Хотя введенное Ньютоном рабочее понятие тяготения как некой силы, Действующей на расстоянии, было выбрано им под влиянием герметической философии и алхимии, трактующих о симпатиях и антипатиях, и казалось философам-механистам слишком эзотеричным для механики и даже приво­дило в некоторое смущение самого Ньютона, все же математические выводы были настолько наглядны и постижимы, что не могли не убеждать. В поня­тии количественно выражаемой силы тяготения слились две наиболее важ­ные для наукиXVIIвека темы — механистическая философия и пифагорей­ская традиция. Довольно скоро и метод Ньютона, и сделанные им выводы стали признанной парадигмой научной практики. В 1686—87 гг. Лондонское Королевское общество опубликовало труд Ньютона «Principiamathematicaphiiosophiaenaturalis» («Математические начала натуральной философии»), В течение следующих десятилетий ученые, прославляя его достижения, праздновали торжество новой мысли над невежеством античности и средне­вековья. Вольтер почитал Ньютона величайшим человеком всех времен: ведь Ньютон обнаружил истинную природу действительности.

Ньютоново-картезианская космология утвердилась отныне как основание нового мировоззрения. К началу XVIIIстолетия на Западе каждый образо­ванный человек знал: Бог сотворил Вселенную как сложную механическую систему, состоящую из материальных частиц, которые движутся в бесконеч­ном нейтральном пространстве, в соответствии с несколькими поддающи­мися математическому анализу основными принципами — такими, как инерция и гравитация. В этой Вселенной Земля обращается вокруг Солнца, Солнце представляет собой одну из звезд, коих великое множество, а Зем­ля — одну из многих планет: ни Солнце, ни Земля не являются центром Все­ленной. И мир небесный, и мир земной оказались подвластны одним и тем же физическим законам, так что между ними исчезли прежние четкие раз­граничения. Ибо точно так же, как небо состоит из материальных субстан­ций, небесные движения вызваны естественными механическими силами.

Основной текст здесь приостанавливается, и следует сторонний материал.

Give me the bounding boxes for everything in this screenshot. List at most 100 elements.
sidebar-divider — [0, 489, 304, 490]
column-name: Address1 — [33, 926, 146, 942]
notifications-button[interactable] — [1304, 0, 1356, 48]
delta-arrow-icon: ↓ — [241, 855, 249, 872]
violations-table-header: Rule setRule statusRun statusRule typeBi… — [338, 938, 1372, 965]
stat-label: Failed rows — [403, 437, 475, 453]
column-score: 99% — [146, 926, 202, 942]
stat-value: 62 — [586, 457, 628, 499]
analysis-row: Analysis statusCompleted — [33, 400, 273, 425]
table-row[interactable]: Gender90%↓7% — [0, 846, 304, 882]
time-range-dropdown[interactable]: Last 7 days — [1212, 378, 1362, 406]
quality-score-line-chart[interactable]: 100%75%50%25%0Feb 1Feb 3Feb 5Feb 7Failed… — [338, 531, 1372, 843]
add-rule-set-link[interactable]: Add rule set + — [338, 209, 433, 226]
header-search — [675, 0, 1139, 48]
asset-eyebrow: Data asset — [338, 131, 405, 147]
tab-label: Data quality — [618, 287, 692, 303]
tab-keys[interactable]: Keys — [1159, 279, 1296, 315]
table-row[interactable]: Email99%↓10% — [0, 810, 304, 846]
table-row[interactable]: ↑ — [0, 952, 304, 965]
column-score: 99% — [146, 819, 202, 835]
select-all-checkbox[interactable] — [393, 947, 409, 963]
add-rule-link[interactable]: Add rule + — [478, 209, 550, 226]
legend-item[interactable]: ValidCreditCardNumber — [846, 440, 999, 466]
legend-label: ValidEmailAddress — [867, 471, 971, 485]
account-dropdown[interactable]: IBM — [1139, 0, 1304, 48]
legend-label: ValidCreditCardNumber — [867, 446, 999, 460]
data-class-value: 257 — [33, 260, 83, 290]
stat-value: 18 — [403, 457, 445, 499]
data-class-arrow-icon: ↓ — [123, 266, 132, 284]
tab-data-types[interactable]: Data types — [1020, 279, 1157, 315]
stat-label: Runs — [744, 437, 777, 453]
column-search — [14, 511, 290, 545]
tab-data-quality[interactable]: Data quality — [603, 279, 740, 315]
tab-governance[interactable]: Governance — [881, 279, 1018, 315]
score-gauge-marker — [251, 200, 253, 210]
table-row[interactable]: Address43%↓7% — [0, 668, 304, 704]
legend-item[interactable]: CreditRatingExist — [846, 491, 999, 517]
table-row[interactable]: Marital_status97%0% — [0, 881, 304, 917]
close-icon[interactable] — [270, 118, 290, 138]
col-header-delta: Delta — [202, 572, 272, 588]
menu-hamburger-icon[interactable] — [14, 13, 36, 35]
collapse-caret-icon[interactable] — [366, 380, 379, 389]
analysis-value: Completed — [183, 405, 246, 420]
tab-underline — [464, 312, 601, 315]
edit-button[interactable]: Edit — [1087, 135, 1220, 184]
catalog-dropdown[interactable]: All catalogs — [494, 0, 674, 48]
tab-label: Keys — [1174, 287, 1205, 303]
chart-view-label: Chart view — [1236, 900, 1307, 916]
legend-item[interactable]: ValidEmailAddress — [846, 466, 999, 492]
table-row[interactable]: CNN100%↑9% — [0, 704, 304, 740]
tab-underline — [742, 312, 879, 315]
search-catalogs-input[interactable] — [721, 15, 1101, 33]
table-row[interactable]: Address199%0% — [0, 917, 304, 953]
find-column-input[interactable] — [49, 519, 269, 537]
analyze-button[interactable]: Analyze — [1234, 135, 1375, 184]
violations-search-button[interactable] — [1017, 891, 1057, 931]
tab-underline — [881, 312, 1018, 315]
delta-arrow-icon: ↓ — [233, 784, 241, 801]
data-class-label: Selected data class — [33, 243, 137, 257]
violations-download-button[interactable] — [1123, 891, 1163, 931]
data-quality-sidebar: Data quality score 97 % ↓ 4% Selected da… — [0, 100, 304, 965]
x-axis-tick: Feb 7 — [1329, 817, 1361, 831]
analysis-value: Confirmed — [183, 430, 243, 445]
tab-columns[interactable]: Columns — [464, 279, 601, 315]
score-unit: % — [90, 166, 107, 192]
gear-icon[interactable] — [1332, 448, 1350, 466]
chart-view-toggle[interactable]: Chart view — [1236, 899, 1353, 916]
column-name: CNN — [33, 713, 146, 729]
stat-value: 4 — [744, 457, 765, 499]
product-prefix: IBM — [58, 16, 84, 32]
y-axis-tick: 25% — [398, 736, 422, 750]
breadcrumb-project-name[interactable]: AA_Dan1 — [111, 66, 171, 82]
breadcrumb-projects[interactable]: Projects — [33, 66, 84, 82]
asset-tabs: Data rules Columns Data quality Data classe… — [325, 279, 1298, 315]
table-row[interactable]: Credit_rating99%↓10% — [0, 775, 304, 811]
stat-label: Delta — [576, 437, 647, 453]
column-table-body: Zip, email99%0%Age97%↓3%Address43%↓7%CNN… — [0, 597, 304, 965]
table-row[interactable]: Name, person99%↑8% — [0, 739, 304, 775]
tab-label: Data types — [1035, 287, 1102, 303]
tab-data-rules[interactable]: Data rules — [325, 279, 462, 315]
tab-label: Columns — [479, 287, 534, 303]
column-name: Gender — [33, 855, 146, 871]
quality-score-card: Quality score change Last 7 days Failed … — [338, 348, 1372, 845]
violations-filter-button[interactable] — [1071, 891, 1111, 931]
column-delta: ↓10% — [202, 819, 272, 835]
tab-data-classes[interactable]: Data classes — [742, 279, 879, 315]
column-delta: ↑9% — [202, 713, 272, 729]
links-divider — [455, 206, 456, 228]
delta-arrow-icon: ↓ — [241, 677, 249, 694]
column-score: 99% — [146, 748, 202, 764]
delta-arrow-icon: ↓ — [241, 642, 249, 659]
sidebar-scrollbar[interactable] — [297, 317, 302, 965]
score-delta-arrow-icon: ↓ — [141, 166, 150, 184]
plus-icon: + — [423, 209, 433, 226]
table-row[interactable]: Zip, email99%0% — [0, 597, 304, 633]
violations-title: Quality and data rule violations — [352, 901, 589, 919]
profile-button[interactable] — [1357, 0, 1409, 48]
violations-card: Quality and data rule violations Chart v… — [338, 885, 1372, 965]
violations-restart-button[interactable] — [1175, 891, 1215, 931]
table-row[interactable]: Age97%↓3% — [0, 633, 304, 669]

Из этой картины мира следовало, что, сотворив столь сложную и подчи­ненную строгому порядку Вселенную, Бог устранился от дальнейшего дея­тельного участия или вмешательства в природу и предоставил ее самой себе, так что она продолжала существовать в полном согласии с этими совершен­ными и неизменными законами. Итак, Создатель явился теперь в новом об­разе Божественного Архитектора, Математика и Часовщика, а Вселенная стала рассматриваться как подчиняющееся единым правилам и в высшей сте­пени безличное явление. О роли же человека в этой Вселенной можно было судить хотя бы по тому, что он одной лишь силой разума сумел проникнуть в сердце вселенского порядка и отныне мог пользоваться этим знанием для своих пользы и могущества. Едва ли можно было усомниться, что человек есть венец творения. Теперь Научная Революция окончательно утвердилась и произошло рождение новой эпохи.